Kids These Days

Posted by – October 25, 2007

At least here at Merrimack, they’ve got it good, even though they probably don’t know what’s right under their noses.

They get free films, for instance. I’ve been going to see them, which is kind of funny considering I don’t like most movies most of the time & don’t go see them – not American movies, anyway, or anything contemporary. They’re rarely worth the $10.

But Tuesday night I saw Deepa Mehta’s Earth, which is about the Partition of India in 1947, into India & Pakistan, and which came with Independence. It’s a stunning movie, & I’ve been thinking about the plot and themes and scenes and characters since I saw it. It’s a terrifying film, but deeply moving as well.

Last night I saw one of the earliest Theda Bara films, A Fool There Was, in which she plays her legendary vampire character, and afterwards they’re screening a documentary about her. A Fool There Was made so much money that it helped launch Fox Studios. It’s such a lovely rare treat to get to see a silent film on the big screen.

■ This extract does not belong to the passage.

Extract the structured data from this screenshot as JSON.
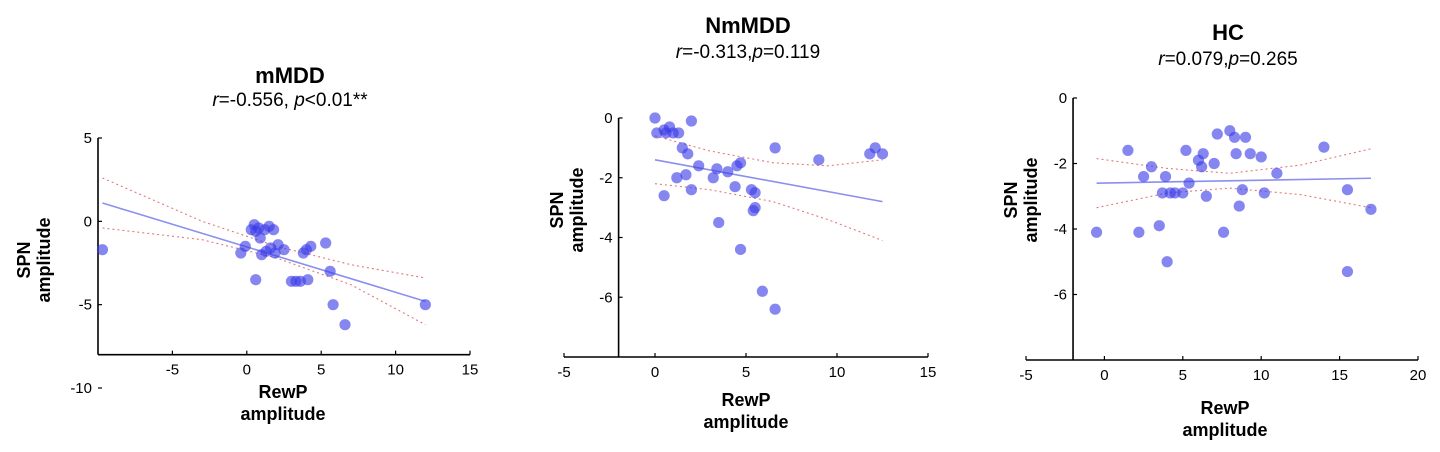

& In a couple of weeks, they’re screening a film about Dorothy Day, though it’s not the one that I missed when it played at the Brecht Forum in NYC.

2 Comments on Kids These Days

  1. edithpilkington says:

    We saw earth a couple of years ago. Our son’s girlfriend, who is from Calcutta, ordered it when she they were staying with us a couple of years ago. It made a deep impression on me just how well people can get along one day and how, all of a sudden, they can end up at each other’s throats. Jeffrey Eugenides book “Middlesex” is controversial among intersex people, especially those with 5ARD. His depiction of the burning of Smyrna, along witha lot of the rest of the book, is memorable, however. What happened between the Greeks, Armenians and the Turks seemed eerily similar to what happened with the Hindus, Muslims and the Sikhs. In the immortal words of Rodney King, “Why can’t we all just get along”.

  2. angela says:

    All of Deepa Mehta’s “element” films are very good (“Fire,” “Earth” and the most recent installment “Water”) and clearly touch a sore nerve in India. The premiere of “Fire” (a film where female characters think and act for themselves and fall in love with one another) sparked riots. The original Indian sets of “Water,” which concerns the oppression of widows at the time of Gandhi, were demolished by a mob. The film had to be reshot in Sri Lanka. “Entertaining Angels,” the film you mention about Dorothy Day, is pretty good, albeit containing a number of historical inaccuracies and perhaps a little heavy on the hagiography. I actually wasn’t aware of the documentary about her. Thanks for mentioning it!